Less than 7.5% of the containers handled at the Port of New Orleans container terminal in 2020 held hazardous cargo. Hazardous materials coming through New Orleans include common items like alcoholic beverages, paints, and treated wood. A relatively small amount of hazardous materials used for industrial purposes also come through the Port.
Federal regulations govern the movement of hazardous materials, with multiple agencies responsible for ensuring safety. Those agencies include the Coast Guard, Louisiana State Police, and Department of Homeland Security, as well as others.
The role of a container terminal is to move containerized items from one mode of transportation to another. Containers are not unsealed or manipulated in the process, making operations very safe. Special containers are designed to keep hazardous materials safe during transport.
Container terminals are the most secure maritime facilities in the country. They move the vital goods and supplies that support the nation's economy.

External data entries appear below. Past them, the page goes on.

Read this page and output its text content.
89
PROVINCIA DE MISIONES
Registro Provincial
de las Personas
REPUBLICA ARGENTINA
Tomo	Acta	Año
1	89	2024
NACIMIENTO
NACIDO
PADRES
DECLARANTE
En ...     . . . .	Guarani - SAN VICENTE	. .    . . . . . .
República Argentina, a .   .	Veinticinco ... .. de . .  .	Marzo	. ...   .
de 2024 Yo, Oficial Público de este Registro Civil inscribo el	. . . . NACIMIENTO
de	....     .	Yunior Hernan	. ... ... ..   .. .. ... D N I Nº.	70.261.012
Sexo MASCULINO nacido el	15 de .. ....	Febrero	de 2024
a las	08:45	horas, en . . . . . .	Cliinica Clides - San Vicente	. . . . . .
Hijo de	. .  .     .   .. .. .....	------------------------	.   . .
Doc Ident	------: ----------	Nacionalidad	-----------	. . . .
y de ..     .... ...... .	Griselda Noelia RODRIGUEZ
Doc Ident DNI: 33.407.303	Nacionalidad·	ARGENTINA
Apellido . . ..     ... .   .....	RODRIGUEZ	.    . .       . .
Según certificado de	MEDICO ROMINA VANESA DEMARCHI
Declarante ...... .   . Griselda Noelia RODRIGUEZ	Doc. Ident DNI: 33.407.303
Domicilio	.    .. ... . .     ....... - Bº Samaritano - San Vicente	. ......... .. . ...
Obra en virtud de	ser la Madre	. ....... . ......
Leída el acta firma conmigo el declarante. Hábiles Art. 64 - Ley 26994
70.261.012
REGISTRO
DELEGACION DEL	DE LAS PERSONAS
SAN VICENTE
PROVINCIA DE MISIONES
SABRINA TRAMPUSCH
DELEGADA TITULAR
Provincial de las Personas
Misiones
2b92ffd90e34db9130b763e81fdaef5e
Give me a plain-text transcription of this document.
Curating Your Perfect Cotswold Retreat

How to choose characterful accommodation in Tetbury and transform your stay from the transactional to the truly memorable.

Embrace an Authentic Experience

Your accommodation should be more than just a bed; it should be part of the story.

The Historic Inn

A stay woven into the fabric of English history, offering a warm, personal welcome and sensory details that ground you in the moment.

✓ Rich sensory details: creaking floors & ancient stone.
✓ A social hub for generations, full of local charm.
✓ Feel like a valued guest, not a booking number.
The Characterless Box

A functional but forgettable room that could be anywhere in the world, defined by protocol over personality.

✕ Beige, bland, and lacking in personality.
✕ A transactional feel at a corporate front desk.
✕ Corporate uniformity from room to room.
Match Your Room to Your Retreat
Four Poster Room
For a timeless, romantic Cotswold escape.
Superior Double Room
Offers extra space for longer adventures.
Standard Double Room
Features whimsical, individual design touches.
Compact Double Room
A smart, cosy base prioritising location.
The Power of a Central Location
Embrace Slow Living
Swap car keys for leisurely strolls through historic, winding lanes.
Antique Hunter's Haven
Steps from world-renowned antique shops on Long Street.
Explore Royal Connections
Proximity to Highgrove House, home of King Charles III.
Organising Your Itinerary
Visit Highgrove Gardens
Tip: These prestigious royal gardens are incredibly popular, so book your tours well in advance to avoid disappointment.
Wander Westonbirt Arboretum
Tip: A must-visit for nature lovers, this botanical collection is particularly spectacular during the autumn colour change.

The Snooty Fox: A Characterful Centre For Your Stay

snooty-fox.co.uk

The Department of Homeland Security and Coast Guard must review and approve the Port's Maritime Security facility plan annually. Security features include:
- U.S. Customs and Border Protection
- Harbor Police Department
- FBI's Joint Terrorism Task Force
- Federally regulated entry to premises
- Security cameras
- Detection monitors
- Cargo tracking from origin to destination
Port NOLA's emergency management apparatus includes plans for hurricanes, hazardous materials, fires, and more. At the new terminal, the Harbor Police Department will be expanded to provide law enforcement and emergency response capabilities.